I invited blog followers to be a part of this post by using it apologise to someone who isn’t speaking to them or someone they can’t get a hold of. A few people shared their stories privately with me. Most of the stories were about lovers who had broken each other’s hearts. My apology is different. I have other people I wish to apologise to but for now, I would like to apologise to someone who I saw once and probably will never see again. I guess a part of me is secretly hoping that one of the visitors to my blog knows this man and will pass my sincere apology on to him. It’s crazy but hey, stranger things have happened.
Last year I went to the Zoo Lake Jazz Festival to hook up with old friends and enjoy live music. At some point I went for a walk around the lake with a friend. We came across a guitarist who sat with an enamel cup for collecting donations. My friend asked me to take a photo of him as he leaned over to throw a coin in the musician’s cup. I did. I have felt guilty ever since. I asked myself: “If I was at my lowest point and I was a beggar, would I appreciate someone taking a photo of me as a feel-good for themselves?” My answer is ‘NO’.
“Real integrity is doing the right thing, knowing that nobody’s going to know whether you did it or not.” – Oprah Winfrey said this better than I ever can.

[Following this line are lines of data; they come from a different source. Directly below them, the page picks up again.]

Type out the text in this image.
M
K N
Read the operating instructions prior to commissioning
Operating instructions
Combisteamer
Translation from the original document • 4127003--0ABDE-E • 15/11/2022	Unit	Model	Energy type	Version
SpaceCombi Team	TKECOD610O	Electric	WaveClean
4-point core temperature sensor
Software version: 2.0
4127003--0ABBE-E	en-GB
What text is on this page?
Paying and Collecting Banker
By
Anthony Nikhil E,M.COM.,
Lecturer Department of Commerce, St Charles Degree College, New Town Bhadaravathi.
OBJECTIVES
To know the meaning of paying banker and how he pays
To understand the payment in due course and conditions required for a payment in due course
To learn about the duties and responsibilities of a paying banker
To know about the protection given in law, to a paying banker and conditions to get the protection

I do not know that musician’s journey. I do not know what struggles brought him and his guitar to the Zoo Lake. What I do know is that this was not the musician’s proudest moment. He was old and had gray hair. I know he had not planned to spend his old age in city parks playing for passersby, hoping they have spare change for him.
The second I took that photo, I felt disrespectful and insensitive but I said nothing. I was an accessory to helping my friend build an exaggerated sense of importance by making a donation to the man. This photo would be shown to his other friends who would tell him how generous he is for helping the poor while all the time being oblivious to the fact that this photo totally disregards and degrades the musician in it. I was disappointed with myself.
For the past six months, I have been playing another meeting with the guitarist over and over in my head. I imagine apologising to him and it goes like this: “Last year at the Zoo Lake I took a photo of you while you played your guitar and someone else threw a coin in your cup. I did not ask for your permission to take that photo but more than anything, I should not have even considered taking a photo that objectifies your situation and makes you the tool that is used to fuel my friend’s desire to be seen as a “kind and generous person”. I apologise for disrespecting you and I would really appreciate your forgiveness.”
I hope that when I meet this musician again, he will be on a big stage and not sitting alone in a park with his guitar and an enamel cup.